Joël Schuermans et Laurence Vanderhaegen étaient vendredi à la bibliothèque de Durbuy pour raconter leur expérience de vie, résolument nomade.

Joël Schuermans et Laurence Vanderhaegen, vous venez de présenter, à l’invitation de la bibliothèque de Durbuy, une conférence sur base de votre ouvrage «Chronique d’un départ», retraçant ce qui vous a motivés à effectuer, il y a quelques années, un voyage en van, sans date de retour.

Laurence Vanderhaegen: Effectivement, il y a quelques années, Joël et moi avons décidé de partir sur les routes en van sans date de retour pour vivre une expérience de lâcher prise, de simplicité volontaire. Ce voyage, réalisé en 2010-2011, a finalement duré six mois et nous a conduits de la Belgique au sud du Maroc, en passant par la France, l’Espagne et le Portugal. Le livre «Chronique d’un départ» raconte le cheminement de notre projet, les 244 jours qui ont précédé le grand départ. Il est accompagné de plusieurs photos retraçant notre périple.

Plus généralement, cet ouvrage pose la question du nomadisme, sur ce qui pousse à partir, à se délester du superflu…

Laurence: Exactement, nous formons un couple à l’esprit résolument nomade. Nous ne nous sommes jamais fixés très longtemps à un endroit ou dans un métier et nous avons toujours aimé voyager. Nous vivons sans attaches, au gré de nos passions. Nous restons libres.

Pourquoi avez-vous décidé d’adopter ce style de vie particulier?

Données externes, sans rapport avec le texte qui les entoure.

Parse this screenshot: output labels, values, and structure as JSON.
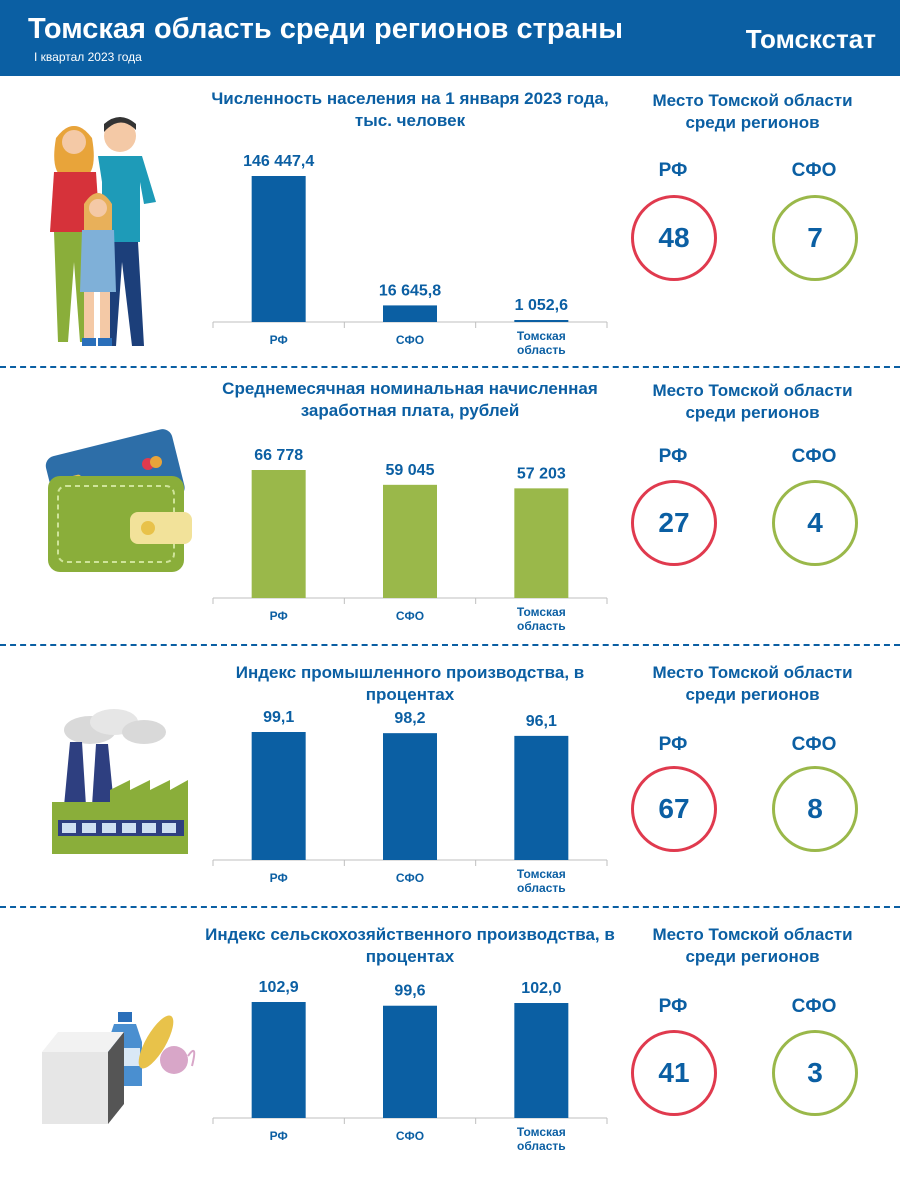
{
  "header": {
    "title": "Томская область среди регионов страны",
    "subtitle": "I квартал 2023 года",
    "org": "Томскстат"
  },
  "colors": {
    "blue": "#0b5fa3",
    "green": "#9ab84a",
    "red": "#e03a4e"
  },
  "sections": [
    {
      "illustration": "family-icon",
      "rank_title": "Место Томской области среди регионов",
      "ranks": [
        {
          "label": "РФ",
          "value": "48"
        },
        {
          "label": "СФО",
          "value": "7"
        }
      ]
    },
    {
      "illustration": "wallet-icon",
      "rank_title": "Место Томской области среди регионов",
      "ranks": [
        {
          "label": "РФ",
          "value": "27"
        },
        {
          "label": "СФО",
          "value": "4"
        }
      ]
    },
    {
      "illustration": "factory-icon",
      "rank_title": "Место Томской области среди регионов",
      "ranks": [
        {
          "label": "РФ",
          "value": "67"
        },
        {
          "label": "СФО",
          "value": "8"
        }
      ]
    },
    {
      "illustration": "groceries-icon",
      "rank_title": "Место Томской области среди регионов",
      "ranks": [
        {
          "label": "РФ",
          "value": "41"
        },
        {
          "label": "СФО",
          "value": "3"
        }
      ]
    }
  ],
  "chart_data": [
    {
      "type": "bar",
      "title": "Численность населения на 1 января 2023 года, тыс. человек",
      "categories": [
        "РФ",
        "СФО",
        "Томская область"
      ],
      "values": [
        146447.4,
        16645.8,
        1052.6
      ],
      "value_labels": [
        "146 447,4",
        "16 645,8",
        "1 052,6"
      ],
      "ylim": [
        0,
        146447.4
      ],
      "color": "#0b5fa3"
    },
    {
      "type": "bar",
      "title": "Среднемесячная номинальная начисленная заработная плата, рублей",
      "categories": [
        "РФ",
        "СФО",
        "Томская область"
      ],
      "values": [
        66778,
        59045,
        57203
      ],
      "value_labels": [
        "66 778",
        "59 045",
        "57 203"
      ],
      "ylim": [
        0,
        66778
      ],
      "color": "#9ab84a"
    },
    {
      "type": "bar",
      "title": "Индекс промышленного производства, в процентах",
      "categories": [
        "РФ",
        "СФО",
        "Томская область"
      ],
      "values": [
        99.1,
        98.2,
        96.1
      ],
      "value_labels": [
        "99,1",
        "98,2",
        "96,1"
      ],
      "ylim": [
        0,
        99.1
      ],
      "color": "#0b5fa3"
    },
    {
      "type": "bar",
      "title": "Индекс сельскохозяйственного производства, в процентах",
      "categories": [
        "РФ",
        "СФО",
        "Томская область"
      ],
      "values": [
        102.9,
        99.6,
        102.0
      ],
      "value_labels": [
        "102,9",
        "99,6",
        "102,0"
      ],
      "ylim": [
        0,
        102.9
      ],
      "color": "#0b5fa3"
    }
  ]
}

Joël Schuermans: Il s’agit d’une sorte d’instinct. Nos existences sont toujours influencées par la contrainte du quotidien. Une forme d’esclavagisme passif. Adopter un mode de vie nomade ne veut pas dire que l’on fuit les responsabilités. Je fuis plutôt les obligations aliénantes, ces décisions qui nous enferment, qui font qu’on n’a plus le choix. C’est lors d’un voyage en Inde, en 2000, que j’ai réellement pris conscience que je ne voulais pas que ma vie soit formatée, que j’ai décidé d’adopter un mode d’existence qui me permette d’explorer tous les possibles et vivre une longue vie d’errance que je poursuis encore aujourd’hui. Une errance optimiste et non subie.

Aujourd’hui, on parle de plus en plus de changements de vie. Qu’en pensez-vous?

Joël: Je pense que c’est une conséquence de nos modes de vie actuels, dans lesquels les gens ne prennent plus le temps de souffler, ne prennent plus la peine de respirer, de rêver. On vit dans une période de burn-out généralisé. C’est pourquoi, je pense, de nombreuses personnes ont besoin de déconnecter, de débrancher la prise et ressentent le besoin de vivre autrement.

Ce mode de vie nomade est-il facile à adopter?

Joël: C’est une question que l’on nous pose souvent. Non, ce n’est pas facile. Il faut savoir rebondir constamment. C’est une vie de funambule. Parfois, on trouve la position d’équilibre. Mais bien souvent, il y a du vent et il faut pouvoir garder le cap. Cela demande donc une dose d’énergie considérable. Le système mis en place dans nos sociétés n’est pas fait pour vivre dans la simplicité. Il propose des solutions standard qui, si on les suit, donnent effectivement l’illusion de la simplicité. Mais, si on veut plus de simplicité, c’est compliqué. C’est un paradoxe perpétuel.

Ce nomadisme volontaire, le conseilleriez-vous à tout un chacun?

Joël: Non, On ne peut pas le conseiller car c’est un mode de vie finalement assez exigeant. Ce retour aux choses simples, on doit en ressentir le besoin au plus profond de soi. Cela doit jaillir comme une étincelle, une évidence.

Une simplicité difficile à atteindre, mais qui, on le suppose, recèle également des avantages. Quels sont-ils?

Laurence: Cela permet de vivre des expériences que l’on pensait ne jamais connaître. L’impossible devient possible. Cela permet également des rencontres incroyables, des instants de partage. Notre vie est très riche.